Israeli attacks have targeted refugee camps in Gaza for days, destroying buildings in tightly packed neighborhoods.
Gaza authorities say 15 people have been killed in an Israeli airstrike on the Bureij refugee camp, marking the third bombing of a camp in as many days.
A Gaza Civil Defense spokesman said Thursday’s strike in central Gaza hit a residential building and residents reported many people were trapped under the rubble.
“My family and I were sitting and all of a sudden we heard a huge explosive. Everything was flying around us. We couldn’t see anything but dust and smoke. It was huge. The whole area is turned upside down… in one second,” one survivor told Al Jazeera.
“This was my house (pointing to the rubble). Today it is completely in ruins. I do not know what to say. We are powerless. »
Bureij is a relatively small refugee camp located in the middle of the Gaza Strip. It is home to approximately 46,000 Palestinian refugees registered with the United Nations Relief and Works Agency for Palestine Refugees (UNRWA).
In recent days, Israel has carried out numerous strikes on refugee camps inside Gaza, often among the most densely populated areas of the besieged enclave.
Israel says it is targeting commanders of the Palestinian armed group Hamas, which carried out deadly attacks in southern Israel on October 7 that Israeli authorities say killed more than 1,400 people, most of them civilians.
But Israel’s bombing campaign is under scrutiny as it destroys entire blocks of homes and cuts off access to food, fuel and electricity for the Gaza Strip’s 2.3 million residents.

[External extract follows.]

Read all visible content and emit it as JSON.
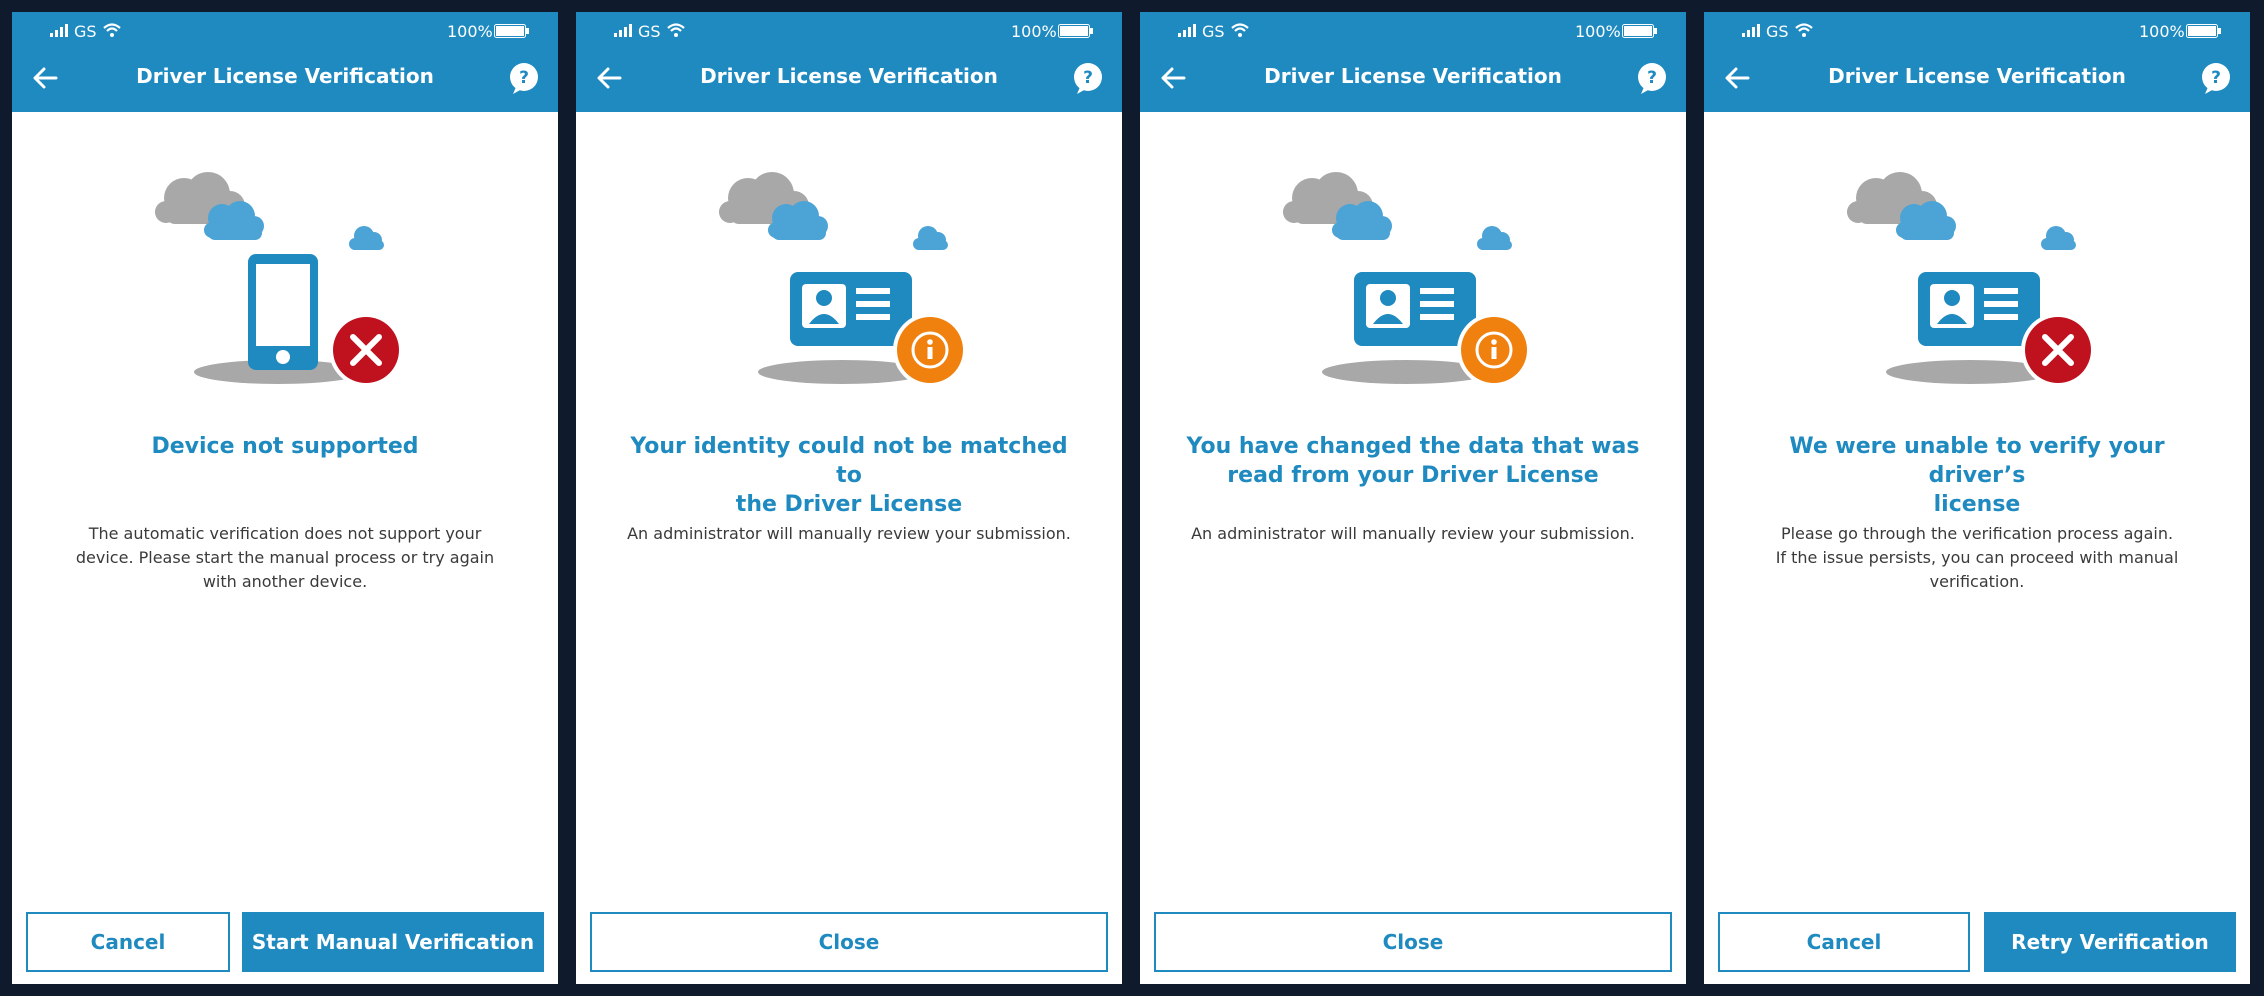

Palestinian authorities said more than 9,000 people were killed in the bombings and more than half of Gaza’s population was displaced.
In addition to the bombardment of Bureij, Israel also struck the Jabalia camp on Thursday for the third consecutive day. Palestinian authorities said Israeli strikes on Jabalia have so far killed 195 people and left 120 missing.
The UN High Commissioner for Human Rights has said such “disproportionate attacks” could amount to war crimes.
Residents of Bureij chanted “a massacre, a massacre” as they covered the bodies of those killed in Thursday’s attack with blankets.
Like many such camps in Gaza, it was originally built for Palestinian refugees from villages depopulated by Zionist forces during the founding of Israel in 1948, from which Palestinians were then prohibited from returning. . The refugees settled in Bureij mostly came from Palestinian towns east of Gaza.